L’esprit critique ou renforcer son système immunitaire intellectuel

Une des conséquences de cette crise, est qu’elle me plonge dans une perplexité abyssale. J’avais bien vu depuis l’arrivée des réseaux sociaux et la multiplication des sources d’informations apparaître une certaine cacophonie, au moment où les plate-formistes comme Twitter et Facebook devenaient une caisse de résonance pour la parole populaire, challengeant par la même celle des journalistes. Leurs propos étaient discrédités parce qu’ils représentaient : l’image du pouvoir en place. Il était devenu inaudible, ils leur fallait désormais des intercesseurs plus crédibles, on fit alors appel a des experts.

L’expertise ou l’argument d’autorité, cela devait mettre tout le monde d’accord. Devant un parterre de sachant l’affaire était entendue, mais que peuvent quelques experts devant 65 millions d’experts, une vraie passion pour la polémique et tel les flots démontés, la parole du vulgum pecus renversaient la rhétorique des sachants, là aussi mise en doute puisque faisant partie de la caste supérieur et fidèle suppôt des puissants donc discrédités. Le monde médiatique avait bien compris l’urgence de renforcer une digue bien trop fragile pour l’empêcher d’être renversée, on sortit une nouvelle parade : le fact-checking, un bon rempart contre les fakes news, tel un bureau des vérifications des faits statistiques, scientifiques et donc au dernier degré rationnels, pas d’émotion là dedans que des faits en somme la vérité et rien d’autre.
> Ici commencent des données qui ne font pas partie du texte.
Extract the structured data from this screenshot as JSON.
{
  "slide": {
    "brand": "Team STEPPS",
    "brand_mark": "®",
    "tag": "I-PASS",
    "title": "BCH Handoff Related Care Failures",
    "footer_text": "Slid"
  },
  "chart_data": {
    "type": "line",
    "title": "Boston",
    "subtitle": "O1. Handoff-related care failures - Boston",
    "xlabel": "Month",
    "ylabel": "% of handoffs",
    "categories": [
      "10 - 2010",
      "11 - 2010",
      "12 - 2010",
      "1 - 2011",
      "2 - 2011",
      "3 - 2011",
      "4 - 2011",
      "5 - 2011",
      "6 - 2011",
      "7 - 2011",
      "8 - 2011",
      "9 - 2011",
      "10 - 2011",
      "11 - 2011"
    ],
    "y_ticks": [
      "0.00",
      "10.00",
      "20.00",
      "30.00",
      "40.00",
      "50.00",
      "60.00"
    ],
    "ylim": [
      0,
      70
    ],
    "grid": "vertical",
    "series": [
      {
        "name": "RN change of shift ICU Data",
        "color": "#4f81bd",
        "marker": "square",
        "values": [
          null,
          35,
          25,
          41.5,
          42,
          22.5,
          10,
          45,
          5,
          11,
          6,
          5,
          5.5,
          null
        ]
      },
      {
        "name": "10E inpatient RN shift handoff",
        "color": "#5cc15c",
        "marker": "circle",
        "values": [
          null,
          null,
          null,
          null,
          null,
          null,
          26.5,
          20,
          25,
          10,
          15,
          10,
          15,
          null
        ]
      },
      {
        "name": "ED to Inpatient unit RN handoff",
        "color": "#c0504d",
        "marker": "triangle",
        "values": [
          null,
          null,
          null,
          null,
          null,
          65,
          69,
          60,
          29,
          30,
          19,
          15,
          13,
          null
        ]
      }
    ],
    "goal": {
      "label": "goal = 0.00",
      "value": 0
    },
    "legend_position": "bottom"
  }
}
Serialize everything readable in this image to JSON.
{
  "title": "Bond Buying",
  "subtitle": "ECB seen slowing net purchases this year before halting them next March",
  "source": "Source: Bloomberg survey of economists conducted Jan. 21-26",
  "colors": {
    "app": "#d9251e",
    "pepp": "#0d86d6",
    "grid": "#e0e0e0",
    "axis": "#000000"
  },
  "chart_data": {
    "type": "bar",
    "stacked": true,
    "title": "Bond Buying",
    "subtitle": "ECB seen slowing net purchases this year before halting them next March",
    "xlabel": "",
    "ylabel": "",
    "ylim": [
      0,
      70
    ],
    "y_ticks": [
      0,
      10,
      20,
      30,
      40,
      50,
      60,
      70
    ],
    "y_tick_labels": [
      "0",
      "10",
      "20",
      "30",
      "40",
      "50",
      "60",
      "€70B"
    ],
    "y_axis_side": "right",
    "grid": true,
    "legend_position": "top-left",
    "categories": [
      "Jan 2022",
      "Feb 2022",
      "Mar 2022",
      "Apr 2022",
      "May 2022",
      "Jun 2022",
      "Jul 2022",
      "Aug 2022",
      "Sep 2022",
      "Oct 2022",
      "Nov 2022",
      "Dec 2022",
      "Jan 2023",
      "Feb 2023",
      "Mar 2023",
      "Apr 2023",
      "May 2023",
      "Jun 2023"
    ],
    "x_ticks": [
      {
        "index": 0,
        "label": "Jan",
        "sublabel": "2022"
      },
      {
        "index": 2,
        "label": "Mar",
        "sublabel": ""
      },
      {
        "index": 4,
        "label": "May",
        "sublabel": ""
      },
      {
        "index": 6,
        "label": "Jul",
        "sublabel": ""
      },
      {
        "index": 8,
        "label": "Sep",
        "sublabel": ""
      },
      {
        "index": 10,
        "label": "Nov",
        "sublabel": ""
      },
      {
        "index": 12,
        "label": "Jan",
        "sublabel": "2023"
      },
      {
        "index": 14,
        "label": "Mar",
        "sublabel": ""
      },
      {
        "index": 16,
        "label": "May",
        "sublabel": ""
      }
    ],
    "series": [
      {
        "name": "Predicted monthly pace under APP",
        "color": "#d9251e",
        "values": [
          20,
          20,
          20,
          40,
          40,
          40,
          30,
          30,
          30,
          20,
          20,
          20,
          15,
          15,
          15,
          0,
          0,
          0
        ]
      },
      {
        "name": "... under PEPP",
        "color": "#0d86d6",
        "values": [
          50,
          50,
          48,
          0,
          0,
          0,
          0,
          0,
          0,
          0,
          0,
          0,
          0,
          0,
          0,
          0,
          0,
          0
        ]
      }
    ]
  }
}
Mais c’était sans compter l’appétence pour les complots et la méfiance naturelle de l’esprit humain, partant du principe présupposé que l’on nous ment, on peut tout imaginer, on veut savoir, mais pas la version officielle, on veut entendre d’autres canaux, mais on veut être sûr, car l’incertitude est inconfortable pour nos cerveaux. Alors, on rentre dans le royaume des croyances. Le combat est inégal, car les faits ne peuvent rien contre les croyances, on préférera abandonner les faits pour garder ses certitudes. Croire aux contes de fées semble plus rassurant que la rationalité. Si on pousse vers les croyances religieuses et spirituelles dont les ouvrages sont émaillés de fait peut rationnels au demeurant, on constate peu ou prou qu’une grande majorité de la population mondiale est encline à croire et veux croire pour donner un sens à sa vie. Cette propension à vouloir ouvrir son esprit au récit mythologique montre une pente naturelle de l’esprit humain à un désir de certitudes qui semble redouter de rester sans réponse devant des questions essentielles.

Si chacun a le droit de croire à ses propres légendes et d’être suspicieux de l’histoire qu’on veut lui asséner, le droit de douter va de pair avec un devoir de douter avec méthode. Douter de tout par principe en tirant vers un principe d’équivalence produit le nihilisme. Il faut entendre la proposition de Descartes de suspendre son jugement le temps de se forger une opinion argumentée. Il semble plus que jamais urgent, dans un moment où le marché des idées est florissant de pouvoir se faire un chemin dans ce dédale cognitif. La philosophie, les sciences humaines et scientifiques semblent un bon point de départ pour réinvestir sa pensée critique.